Cuando la pantalla vuelve en sí, el Rey cookie ha desaparecido. Todo vuelve a ser normal.
Mi amigo me enseña otra estafa, una para gente buena. Es un mail desesperado de una mujer que dice estar atrapada con sus hijos en Ucrania. Iba de vacaciones y no ha podido salir. Los antidisturbios han incendiado su hotel. Debido a la violencia, los consulados están cerrados, y no podrá abandonar el país si no recibe una transferencia inmediata. Hay incautos que se conmueven y le mandan el dinero. Hay otra estafa habitual en los facebooks masculinos: esa chica exótica que quiere saber más de ti.

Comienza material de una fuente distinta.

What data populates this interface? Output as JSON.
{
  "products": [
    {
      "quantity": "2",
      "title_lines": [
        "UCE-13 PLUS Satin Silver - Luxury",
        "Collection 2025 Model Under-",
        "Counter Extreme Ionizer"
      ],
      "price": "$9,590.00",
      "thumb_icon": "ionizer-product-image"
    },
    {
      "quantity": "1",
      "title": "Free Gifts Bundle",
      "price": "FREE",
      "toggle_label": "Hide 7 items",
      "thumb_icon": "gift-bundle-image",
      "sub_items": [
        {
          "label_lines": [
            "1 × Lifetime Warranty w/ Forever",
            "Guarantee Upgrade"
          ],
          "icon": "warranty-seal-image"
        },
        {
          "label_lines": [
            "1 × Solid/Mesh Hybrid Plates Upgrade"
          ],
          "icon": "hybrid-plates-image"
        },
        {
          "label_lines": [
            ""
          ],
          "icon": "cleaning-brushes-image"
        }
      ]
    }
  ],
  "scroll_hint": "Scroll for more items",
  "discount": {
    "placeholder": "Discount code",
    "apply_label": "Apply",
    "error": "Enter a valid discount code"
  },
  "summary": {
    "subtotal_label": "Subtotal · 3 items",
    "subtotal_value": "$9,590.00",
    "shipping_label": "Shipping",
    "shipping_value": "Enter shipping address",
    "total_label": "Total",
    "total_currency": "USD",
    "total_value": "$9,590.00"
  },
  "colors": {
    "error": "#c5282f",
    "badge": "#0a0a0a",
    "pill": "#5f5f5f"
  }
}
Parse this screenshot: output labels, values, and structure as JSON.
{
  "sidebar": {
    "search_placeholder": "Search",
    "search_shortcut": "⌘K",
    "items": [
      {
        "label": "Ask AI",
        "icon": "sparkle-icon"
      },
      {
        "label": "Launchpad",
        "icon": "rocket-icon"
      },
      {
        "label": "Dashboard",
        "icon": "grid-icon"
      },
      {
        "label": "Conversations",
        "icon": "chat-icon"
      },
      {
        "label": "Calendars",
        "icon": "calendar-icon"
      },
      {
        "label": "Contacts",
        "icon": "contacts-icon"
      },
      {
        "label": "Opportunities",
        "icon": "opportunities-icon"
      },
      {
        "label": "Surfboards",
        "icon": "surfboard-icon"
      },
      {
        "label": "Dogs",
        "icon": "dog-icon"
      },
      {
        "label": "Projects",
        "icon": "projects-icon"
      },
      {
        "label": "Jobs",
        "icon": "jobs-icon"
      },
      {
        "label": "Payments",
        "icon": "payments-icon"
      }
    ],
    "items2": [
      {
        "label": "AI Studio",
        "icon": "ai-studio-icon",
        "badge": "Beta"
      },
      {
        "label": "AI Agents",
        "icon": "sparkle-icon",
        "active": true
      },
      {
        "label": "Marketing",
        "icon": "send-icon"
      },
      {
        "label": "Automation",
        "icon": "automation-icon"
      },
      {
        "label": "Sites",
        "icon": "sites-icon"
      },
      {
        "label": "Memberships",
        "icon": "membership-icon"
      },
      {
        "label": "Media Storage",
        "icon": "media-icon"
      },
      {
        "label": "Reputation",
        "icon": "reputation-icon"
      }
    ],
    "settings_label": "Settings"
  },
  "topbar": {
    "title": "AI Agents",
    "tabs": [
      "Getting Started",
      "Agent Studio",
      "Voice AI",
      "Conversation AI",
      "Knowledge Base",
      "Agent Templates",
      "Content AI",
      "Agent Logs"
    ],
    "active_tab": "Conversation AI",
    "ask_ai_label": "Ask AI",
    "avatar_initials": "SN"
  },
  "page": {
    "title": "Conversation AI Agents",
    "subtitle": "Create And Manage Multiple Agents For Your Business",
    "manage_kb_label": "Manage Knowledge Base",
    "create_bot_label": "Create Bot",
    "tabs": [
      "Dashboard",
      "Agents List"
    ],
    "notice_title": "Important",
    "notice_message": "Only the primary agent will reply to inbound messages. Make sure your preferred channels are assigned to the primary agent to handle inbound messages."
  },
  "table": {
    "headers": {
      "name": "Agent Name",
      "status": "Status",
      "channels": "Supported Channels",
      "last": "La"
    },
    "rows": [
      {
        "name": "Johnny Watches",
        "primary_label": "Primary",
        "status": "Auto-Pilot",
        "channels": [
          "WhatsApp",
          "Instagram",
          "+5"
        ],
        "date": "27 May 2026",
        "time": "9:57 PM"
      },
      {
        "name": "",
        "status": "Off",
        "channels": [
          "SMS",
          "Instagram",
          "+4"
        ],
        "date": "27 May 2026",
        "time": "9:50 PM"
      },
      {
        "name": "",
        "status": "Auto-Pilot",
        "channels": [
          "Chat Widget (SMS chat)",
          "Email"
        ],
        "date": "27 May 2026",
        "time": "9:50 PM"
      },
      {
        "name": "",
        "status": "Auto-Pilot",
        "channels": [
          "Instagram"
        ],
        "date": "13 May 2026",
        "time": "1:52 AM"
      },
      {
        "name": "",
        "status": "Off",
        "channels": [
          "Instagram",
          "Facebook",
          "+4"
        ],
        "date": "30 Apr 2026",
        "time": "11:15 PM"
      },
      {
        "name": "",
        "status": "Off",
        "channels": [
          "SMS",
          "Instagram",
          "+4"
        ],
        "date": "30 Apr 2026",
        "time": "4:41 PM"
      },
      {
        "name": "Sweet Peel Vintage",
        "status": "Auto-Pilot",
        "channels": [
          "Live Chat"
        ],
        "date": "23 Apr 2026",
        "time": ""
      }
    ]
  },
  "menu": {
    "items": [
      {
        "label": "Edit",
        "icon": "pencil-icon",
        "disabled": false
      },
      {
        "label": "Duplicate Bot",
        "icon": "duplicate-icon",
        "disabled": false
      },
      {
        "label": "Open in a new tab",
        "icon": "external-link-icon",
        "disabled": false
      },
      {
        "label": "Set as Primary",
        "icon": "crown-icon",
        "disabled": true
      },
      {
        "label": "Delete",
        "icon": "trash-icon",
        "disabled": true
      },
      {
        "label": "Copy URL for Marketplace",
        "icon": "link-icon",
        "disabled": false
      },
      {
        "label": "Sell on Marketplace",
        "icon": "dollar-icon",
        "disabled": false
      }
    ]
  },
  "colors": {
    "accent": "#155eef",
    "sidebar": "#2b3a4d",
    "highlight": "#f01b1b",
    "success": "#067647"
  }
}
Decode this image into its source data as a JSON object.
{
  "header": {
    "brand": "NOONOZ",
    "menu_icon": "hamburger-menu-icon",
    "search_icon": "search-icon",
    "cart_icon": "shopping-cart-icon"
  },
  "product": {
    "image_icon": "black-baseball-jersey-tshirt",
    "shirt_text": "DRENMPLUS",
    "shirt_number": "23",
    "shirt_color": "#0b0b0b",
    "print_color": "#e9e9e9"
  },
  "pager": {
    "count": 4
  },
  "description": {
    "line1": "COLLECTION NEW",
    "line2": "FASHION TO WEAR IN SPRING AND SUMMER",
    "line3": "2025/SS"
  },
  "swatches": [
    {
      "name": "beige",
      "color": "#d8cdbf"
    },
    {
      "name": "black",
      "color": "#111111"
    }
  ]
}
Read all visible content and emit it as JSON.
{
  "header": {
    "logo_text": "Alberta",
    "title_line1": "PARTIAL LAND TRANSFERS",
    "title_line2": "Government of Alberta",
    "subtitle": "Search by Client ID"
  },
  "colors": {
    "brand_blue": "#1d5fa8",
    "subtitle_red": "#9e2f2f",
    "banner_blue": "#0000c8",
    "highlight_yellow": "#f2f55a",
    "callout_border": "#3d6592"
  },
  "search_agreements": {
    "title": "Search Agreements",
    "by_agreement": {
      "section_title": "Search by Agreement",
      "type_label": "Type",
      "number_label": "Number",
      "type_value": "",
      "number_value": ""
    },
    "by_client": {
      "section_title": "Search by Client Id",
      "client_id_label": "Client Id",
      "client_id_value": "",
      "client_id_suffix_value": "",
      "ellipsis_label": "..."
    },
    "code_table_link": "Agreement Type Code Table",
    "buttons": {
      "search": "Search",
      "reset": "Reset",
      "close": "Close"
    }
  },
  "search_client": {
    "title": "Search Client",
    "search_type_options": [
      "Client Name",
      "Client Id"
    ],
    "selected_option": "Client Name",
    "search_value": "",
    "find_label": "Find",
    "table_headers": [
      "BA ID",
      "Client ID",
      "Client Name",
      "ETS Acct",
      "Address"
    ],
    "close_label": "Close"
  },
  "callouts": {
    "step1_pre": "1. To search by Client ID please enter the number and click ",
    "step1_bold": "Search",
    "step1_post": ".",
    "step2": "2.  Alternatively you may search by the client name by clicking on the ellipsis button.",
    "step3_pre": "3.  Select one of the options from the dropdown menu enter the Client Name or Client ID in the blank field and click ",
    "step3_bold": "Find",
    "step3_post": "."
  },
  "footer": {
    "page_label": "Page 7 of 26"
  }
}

En las estafas electrónicas, te estafas tú mismo. No hay oficinas inventadas. Nadie te presiona. Ni siquiera te habla. La víctima son tus miedos, tus deseos y tus culpas. Lo que has hecho mal. Lo que te gustaría hacer bien. Tus ganas de que una chica quiera saber más de ti. Los robos del siglo XXI están diseñados para gente sola.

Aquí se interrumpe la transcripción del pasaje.